I honestly can't believe that your article got such bad responses. It bothers me.

The application seems so obvious to me. When you want to make a web page that is viewed in a style similar to an Impress presentation, you could hide things that show up later on in the presentation. Of course there is that XML thingy that you mention.

I was really trying to demonstrate this on my own personal web site, by showing that you could do many relevant and useful things with only 1 marked up page, and a handful of style sheets. Most people don't seem to be aware that style sheets could be combined, but I digress.

My biggest complaint about this technique is that you don't actually get to make it disappear. That's not your fault, though. I fault the W3C. A big mistake that they made was making "display:none" inheritable, but not uninheritable. If it were uninheritable, then it would be possible to set the child elements to "display:block" or whatever. This is relevant for when people want to copy and paste text.

Sometimes I get the impression that the standards weren't designed by designers. Don't get me wrong, though. They did a marvelous job as it is.

Thanks for sharing this technique with us.
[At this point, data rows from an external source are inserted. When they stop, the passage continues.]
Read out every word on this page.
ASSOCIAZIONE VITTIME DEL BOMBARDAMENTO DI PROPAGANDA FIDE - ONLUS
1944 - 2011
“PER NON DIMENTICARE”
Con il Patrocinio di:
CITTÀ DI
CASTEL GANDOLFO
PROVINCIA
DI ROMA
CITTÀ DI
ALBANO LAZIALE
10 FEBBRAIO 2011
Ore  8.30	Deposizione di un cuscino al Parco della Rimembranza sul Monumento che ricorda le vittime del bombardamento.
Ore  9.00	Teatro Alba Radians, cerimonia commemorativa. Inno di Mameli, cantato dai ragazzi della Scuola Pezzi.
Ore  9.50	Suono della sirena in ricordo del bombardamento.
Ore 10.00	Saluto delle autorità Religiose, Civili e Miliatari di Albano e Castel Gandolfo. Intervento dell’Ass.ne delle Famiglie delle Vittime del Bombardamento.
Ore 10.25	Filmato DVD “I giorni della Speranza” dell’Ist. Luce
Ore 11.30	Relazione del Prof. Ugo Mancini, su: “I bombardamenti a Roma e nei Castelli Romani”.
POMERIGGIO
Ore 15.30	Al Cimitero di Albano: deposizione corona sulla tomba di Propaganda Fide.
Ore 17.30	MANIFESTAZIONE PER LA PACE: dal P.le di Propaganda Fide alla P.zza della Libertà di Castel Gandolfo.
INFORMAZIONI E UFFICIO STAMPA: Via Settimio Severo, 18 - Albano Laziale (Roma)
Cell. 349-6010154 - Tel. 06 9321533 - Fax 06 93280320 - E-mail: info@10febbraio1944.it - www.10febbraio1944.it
So said Eugene T.S. Wong on Thursday 27 May, 2004 at 10:55PM GMT.

Comment 16

In my opinion the best solution if one does not want to use list markup but separate adjacent links by one or two characters is using the CSS "visibility" property. This property at times seems to be underestimated. It does not have the disatvantage Eugene pointed out for the "display" property but in contrast to that property it preserves the space the invisible content would occupy if it was visible.

The stylesheet for the above example would simply look like this:

p.ttt {
visibility: hidden;

p.ttt a {
visibility: visible;

So said Jens on Wednesday 9 June, 2004 at 5:49PM GMT.

Comment 17

Hmm... yeah. That certainly is simpler! Funny how you can miss the more obvious things when you start to think around a problem...

So said Patrick on Wednesday 9 June, 2004 at 6:01PM GMT.

Comment 18

I like this article, it does not matter what people think about the actual example used (i.e. hidding commas) - it's the code technique that is important!

The other technique in post 16 is simplier and probably should be used, however using 'visibility: hidden' is something search engines are clamping down on (due to keywork stuffing and other black hat search engine ranking techniques), using this may get the website blocked from the search engines! - so I would go with the first code example.

So said [Anon] on Wednesday 27 July, 2005 at 3:24PM GMT.